Conspiracy? I have been watching several governmental committees in Europe, who decide on public funding for hybrids. Electric hybrids get all the money and nothing goes to pneumatic, hydraulic or kinetic hybrids; isn´t that conspiracy? Well maybe not, after all, since there are so few (good) proposals on the "alternative" hybrids. Or maybe the conspiracy worked already in the phase before the proposals were made, so none of the alternatives were supposed to have a chance for receiving funding. Thus, nobody will come up with a project proposal in this field. The result might be that we will have electric hybrids on the near and medium future and one or two of the alternative hybrids (whichever wins the race…) on the long term, when electric hybrids will not be competitive any more. That is on the condition that some of the alternative hybrids will prove to be superior technology (in spite of that they will have to live on scraps for funding in the near future).

HarveyD

Europe may have realized that electrified vehicles will eventually replace all those mechanical contraptions. EU (and many others) may be on the right track.

Engineer-Poet

"Eventually". But right now, we need to improve the stuff rolling off the lines whether it's electric or not.

HarveyD

Yes, HEVs, PHEVs and BEVs seem to put enough pressure on manufacturers to come up with more efficient ICE units. It will not be long for the first 60+/mpg HEV to come to the market.

Chris

irregardless of improvements seen, we can always improve the gas engine section of hybrid systems to make them more efficient, I have developed one possible way: http://www.youtube.com/watch?v=YNsR8Aip0MA

Aside from that, this looks very promising, certainly better than the pneumatic systems that have been proposed, although I imagine such as system has a relatively low MTBF, and high maintenance cost.

Peter_XX

Since kinetic and hydraulic hybrids show a potential for both better fuel economy and lower cost than electric hybrids, we should not neglect them as some of you propose. Instead, I would be in favor of equal terms when it comes to government funding.

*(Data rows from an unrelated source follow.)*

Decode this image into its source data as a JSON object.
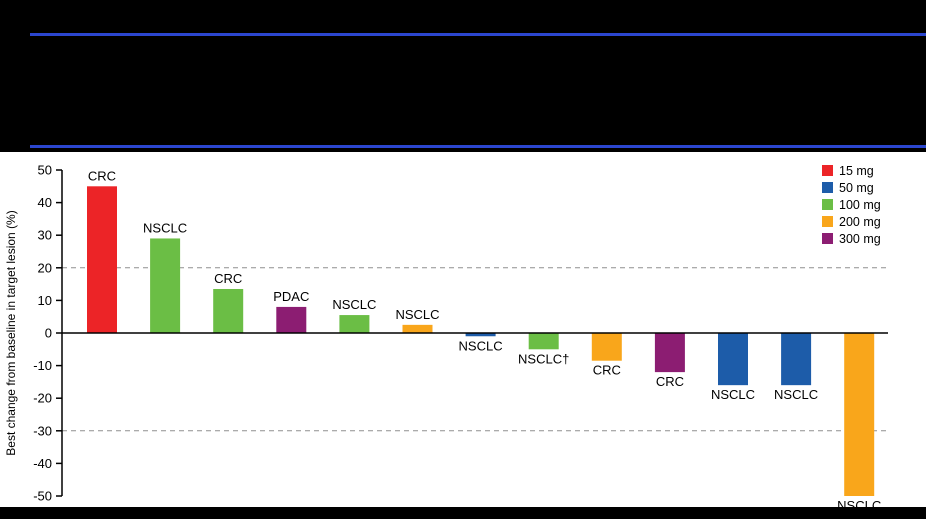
{
  "header": {
    "note": "redacted-black-band",
    "rule_color": "#2B46CE"
  },
  "chart_data": {
    "type": "bar",
    "title": "",
    "xlabel": "",
    "ylabel": "Best change from baseline in target lesion (%)",
    "ylim": [
      -50,
      50
    ],
    "yticks": [
      50,
      40,
      30,
      20,
      10,
      0,
      -10,
      -20,
      -30,
      -40,
      -50
    ],
    "dashed_gridlines": [
      20,
      -30
    ],
    "grid": "dashed reference lines at +20 and -30 only",
    "legend_position": "top-right",
    "legend": [
      {
        "label": "15 mg",
        "color": "#EC2427"
      },
      {
        "label": "50 mg",
        "color": "#1D5CA9"
      },
      {
        "label": "100 mg",
        "color": "#6BBE45"
      },
      {
        "label": "200 mg",
        "color": "#F9A61B"
      },
      {
        "label": "300 mg",
        "color": "#8C1D72"
      }
    ],
    "bars": [
      {
        "label": "CRC",
        "dose": "15 mg",
        "value": 45
      },
      {
        "label": "NSCLC",
        "dose": "100 mg",
        "value": 29
      },
      {
        "label": "CRC",
        "dose": "100 mg",
        "value": 13.5
      },
      {
        "label": "PDAC",
        "dose": "300 mg",
        "value": 8
      },
      {
        "label": "NSCLC",
        "dose": "100 mg",
        "value": 5.5
      },
      {
        "label": "NSCLC",
        "dose": "200 mg",
        "value": 2.5
      },
      {
        "label": "NSCLC",
        "dose": "50 mg",
        "value": -1
      },
      {
        "label": "NSCLC†",
        "dose": "100 mg",
        "value": -5
      },
      {
        "label": "CRC",
        "dose": "200 mg",
        "value": -8.5
      },
      {
        "label": "CRC",
        "dose": "300 mg",
        "value": -12
      },
      {
        "label": "NSCLC",
        "dose": "50 mg",
        "value": -16
      },
      {
        "label": "NSCLC",
        "dose": "50 mg",
        "value": -16
      },
      {
        "label": "NSCLC",
        "dose": "200 mg",
        "value": -50
      }
    ]
  }
}
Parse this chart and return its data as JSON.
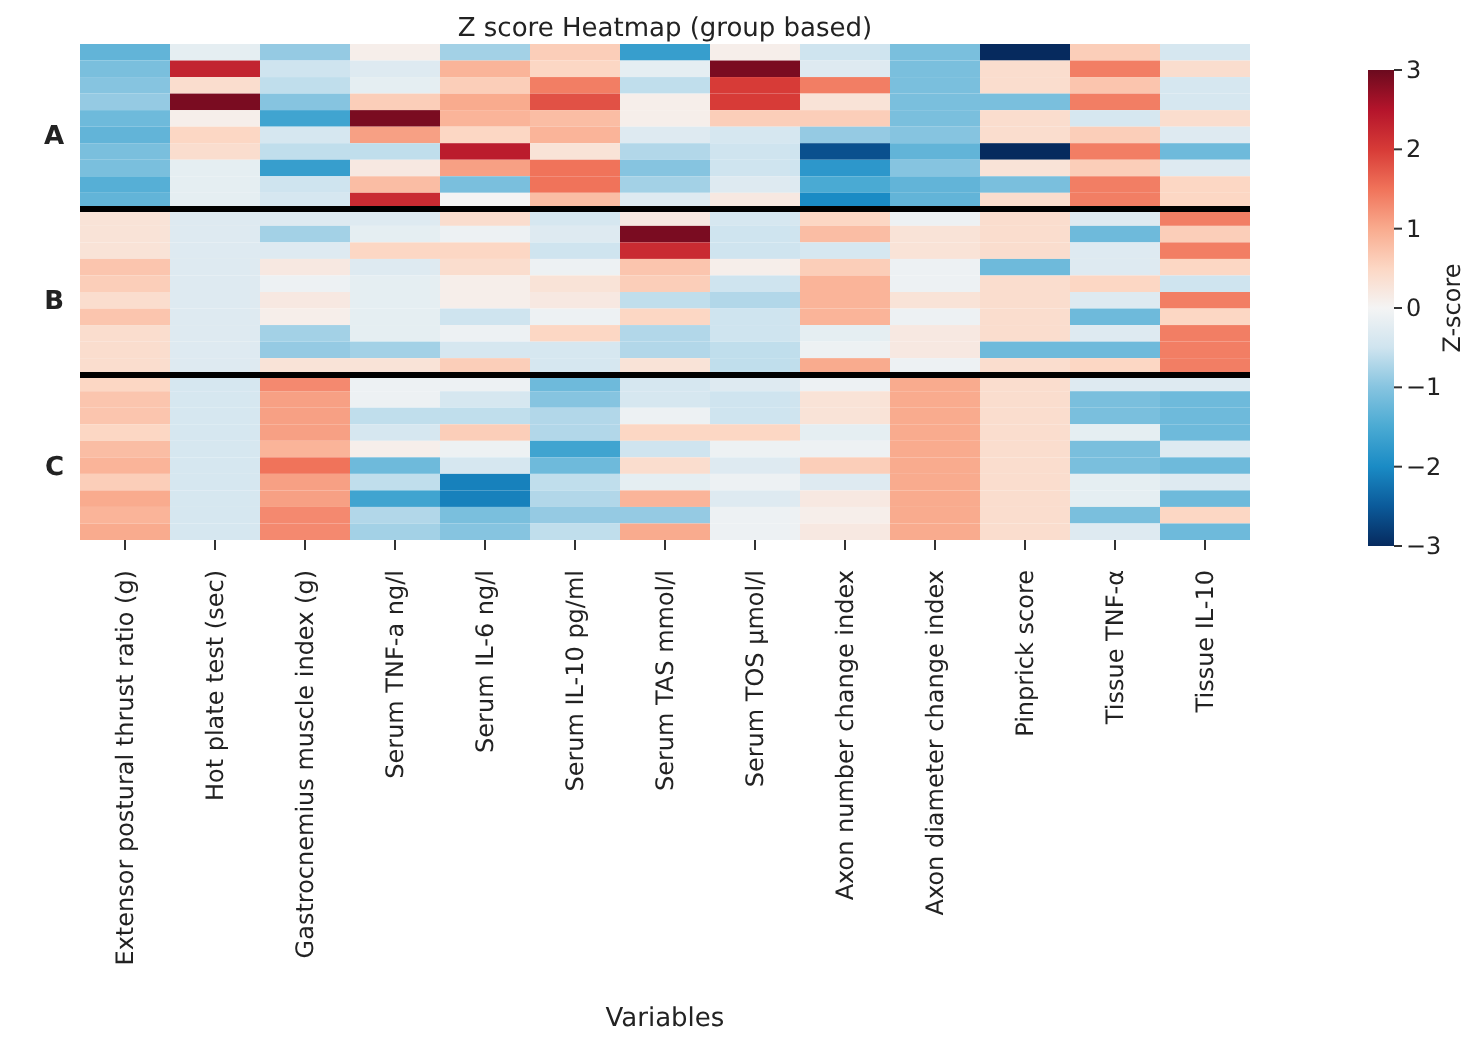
{
  "chart_data": {
    "type": "heatmap",
    "title": "Z score Heatmap (group based)",
    "xlabel": "Variables",
    "clabel": "Z-score",
    "clim": [
      -3,
      3
    ],
    "cticks": [
      {
        "value": -3,
        "label": "−3"
      },
      {
        "value": -2,
        "label": "−2"
      },
      {
        "value": -1,
        "label": "−1"
      },
      0,
      1,
      2,
      3
    ],
    "categories": [
      "Extensor postural thrust ratio (g)",
      "Hot plate test (sec)",
      "Gastrocnemius muscle index (g)",
      "Serum TNF-a ng/l",
      "Serum IL-6 ng/l",
      "Serum IL-10 pg/ml",
      "Serum TAS mmol/l",
      "Serum TOS µmol/l",
      "Axon number change index",
      "Axon diameter change index",
      "Pinprick score",
      "Tissue TNF-α",
      "Tissue IL-10"
    ],
    "y_categories": [
      null,
      null,
      null,
      null,
      null,
      "A",
      null,
      null,
      null,
      null,
      null,
      null,
      null,
      null,
      null,
      "B",
      null,
      null,
      null,
      null,
      null,
      null,
      null,
      null,
      null,
      "C",
      null,
      null,
      null,
      null
    ],
    "cells": [
      [
        -1.3,
        -0.2,
        -0.9,
        0.1,
        -0.8,
        0.6,
        -1.7,
        0.1,
        -0.5,
        -1.1,
        -3.0,
        0.6,
        -0.4
      ],
      [
        -1.1,
        2.3,
        -0.5,
        -0.3,
        0.9,
        0.5,
        -0.2,
        2.9,
        -0.3,
        -1.1,
        0.4,
        1.4,
        0.4
      ],
      [
        -1.0,
        0.4,
        -0.6,
        -0.2,
        0.6,
        1.4,
        -0.6,
        2.0,
        1.4,
        -1.1,
        0.4,
        0.7,
        -0.4
      ],
      [
        -0.9,
        2.9,
        -1.0,
        0.6,
        1.0,
        1.8,
        0.1,
        2.0,
        0.3,
        -1.1,
        -1.1,
        1.4,
        -0.4
      ],
      [
        -1.2,
        0.1,
        -1.6,
        2.9,
        0.9,
        0.8,
        0.1,
        0.6,
        0.6,
        -1.1,
        0.4,
        -0.4,
        0.4
      ],
      [
        -1.3,
        0.5,
        -0.4,
        1.1,
        0.5,
        0.9,
        -0.3,
        -0.4,
        -0.9,
        -1.0,
        0.4,
        0.6,
        -0.3
      ],
      [
        -1.1,
        0.4,
        -0.6,
        -0.6,
        2.4,
        0.3,
        -0.7,
        -0.5,
        -2.6,
        -1.3,
        -3.0,
        1.4,
        -1.2
      ],
      [
        -1.1,
        -0.2,
        -1.7,
        0.2,
        1.1,
        1.5,
        -1.0,
        -0.5,
        -1.8,
        -1.0,
        0.3,
        0.6,
        -0.3
      ],
      [
        -1.4,
        -0.2,
        -0.5,
        0.8,
        -1.1,
        1.5,
        -0.8,
        -0.3,
        -1.5,
        -1.3,
        -1.1,
        1.4,
        0.5
      ],
      [
        -1.3,
        -0.2,
        -0.4,
        2.2,
        0.0,
        0.8,
        -0.3,
        0.2,
        -2.0,
        -1.3,
        0.4,
        1.4,
        0.5
      ],
      [
        0.3,
        -0.3,
        -0.3,
        -0.3,
        0.4,
        -0.4,
        0.2,
        -0.4,
        0.5,
        -0.1,
        0.4,
        -0.3,
        1.4
      ],
      [
        0.3,
        -0.3,
        -0.8,
        -0.2,
        -0.1,
        -0.3,
        2.9,
        -0.5,
        0.8,
        0.3,
        0.4,
        -1.2,
        0.6
      ],
      [
        0.3,
        -0.3,
        -0.3,
        0.5,
        0.5,
        -0.5,
        2.2,
        -0.5,
        -0.4,
        0.3,
        0.4,
        -0.3,
        1.4
      ],
      [
        0.7,
        -0.3,
        0.2,
        -0.3,
        0.4,
        -0.1,
        0.7,
        0.1,
        0.6,
        -0.1,
        -1.2,
        -0.3,
        0.5
      ],
      [
        0.6,
        -0.3,
        -0.1,
        -0.2,
        0.1,
        0.3,
        0.6,
        -0.5,
        0.9,
        -0.1,
        0.4,
        0.5,
        -0.5
      ],
      [
        0.4,
        -0.3,
        0.2,
        -0.2,
        0.1,
        0.2,
        -0.6,
        -0.7,
        0.9,
        0.3,
        0.4,
        -0.3,
        1.4
      ],
      [
        0.7,
        -0.3,
        0.1,
        -0.2,
        -0.5,
        -0.1,
        0.5,
        -0.5,
        0.9,
        -0.1,
        0.4,
        -1.2,
        0.5
      ],
      [
        0.4,
        -0.3,
        -0.8,
        -0.2,
        -0.1,
        0.5,
        -0.7,
        -0.5,
        -0.2,
        0.2,
        0.4,
        -0.3,
        1.4
      ],
      [
        0.4,
        -0.3,
        -0.9,
        -0.8,
        -0.4,
        -0.4,
        -0.7,
        -0.6,
        -0.1,
        0.2,
        -1.2,
        -1.2,
        1.4
      ],
      [
        0.4,
        -0.3,
        0.3,
        0.3,
        0.6,
        -0.4,
        0.3,
        -0.6,
        1.0,
        -0.1,
        0.4,
        0.5,
        1.4
      ],
      [
        0.5,
        -0.4,
        1.3,
        -0.1,
        -0.1,
        -1.2,
        -0.4,
        -0.3,
        -0.1,
        1.0,
        0.4,
        -0.3,
        -0.3
      ],
      [
        0.7,
        -0.4,
        1.1,
        -0.1,
        -0.4,
        -1.0,
        -0.4,
        -0.5,
        0.3,
        1.0,
        0.4,
        -1.1,
        -1.2
      ],
      [
        0.7,
        -0.4,
        1.1,
        -0.6,
        -0.6,
        -0.7,
        -0.1,
        -0.5,
        0.3,
        1.0,
        0.4,
        -1.1,
        -1.2
      ],
      [
        0.5,
        -0.4,
        1.1,
        -0.4,
        0.6,
        -0.7,
        0.5,
        0.5,
        -0.2,
        1.0,
        0.4,
        -0.2,
        -1.2
      ],
      [
        0.8,
        -0.4,
        0.9,
        0.1,
        -0.1,
        -1.6,
        -0.5,
        -0.1,
        -0.1,
        1.0,
        0.4,
        -1.1,
        -0.3
      ],
      [
        0.9,
        -0.4,
        1.5,
        -1.2,
        -0.4,
        -1.2,
        0.4,
        -0.3,
        0.6,
        1.0,
        0.4,
        -1.1,
        -1.2
      ],
      [
        0.6,
        -0.4,
        1.1,
        -0.6,
        -2.1,
        -0.6,
        -0.2,
        -0.1,
        -0.3,
        1.0,
        0.4,
        -0.2,
        -0.3
      ],
      [
        1.0,
        -0.4,
        1.1,
        -1.6,
        -2.1,
        -0.7,
        0.9,
        -0.3,
        0.2,
        1.0,
        0.4,
        -0.2,
        -1.2
      ],
      [
        0.9,
        -0.4,
        1.3,
        -0.7,
        -1.1,
        -0.9,
        -0.9,
        -0.1,
        0.1,
        1.0,
        0.4,
        -1.1,
        0.5
      ],
      [
        1.0,
        -0.4,
        1.3,
        -0.8,
        -1.0,
        -0.6,
        1.0,
        -0.1,
        0.2,
        1.0,
        0.4,
        -0.3,
        -1.2
      ]
    ]
  }
}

BTW, the first 60+ ICE vehicles have been on the market for quite long. VW Lupo 3L and Audi A2 3L both could do 80 mpg (diesel).

Fred H

Too bad the VW Lupo 3L and Audi A2 3L were discontinued after several years of low sales.

Around the same time, the first generation Prius was also on the market and didn't sell very well either. But instead of discontinuing it, Toyota improved it, and soon sold enough to run an assembly line at full capacity.

If Chrysler actually does bring a hydraulic hybrid to market, will they abandon it if it is not immediately successful?

Henry Gibson

Many of you have not read the literature about the actual Artemis hydraulic hybrid that was built and tested and had at best double the efficiency of the same model car with the same size engine in a standard test. The hydraulic losses were recovered, in all cases, by more efficient running of the engine. A smaller engine would have given even better performance. INNAS NOAX, has several devices to increase hydraulic efficiency, has also an interesting proposal for a electric-hydraulic-hybrid, which I had been keeping secret, now on their website. A cheap battery and a cheap low power electric hydraulic pump for constant operation combined with their hydraulics or engine hydraulics for a much cheaper long range electric hybrid.

Empty air pressure tanks are much cheaper than super capacitors and their electronics for the same power density which is why a UPS company uses air tanks and a turbine to keep their cheap small flywheel going until engines can start. Hydraulic hybrids avoid the cost and complexity of high-power electronics. ..HG..

CyberPine Educational Media

No expensive Battery? What's the life span of the two components and presuming they can be eventually repaired when they wear down.

Such an exciting technology... Oil company lobbiest get to work to make sure this never sees it's way to consumer vehicles.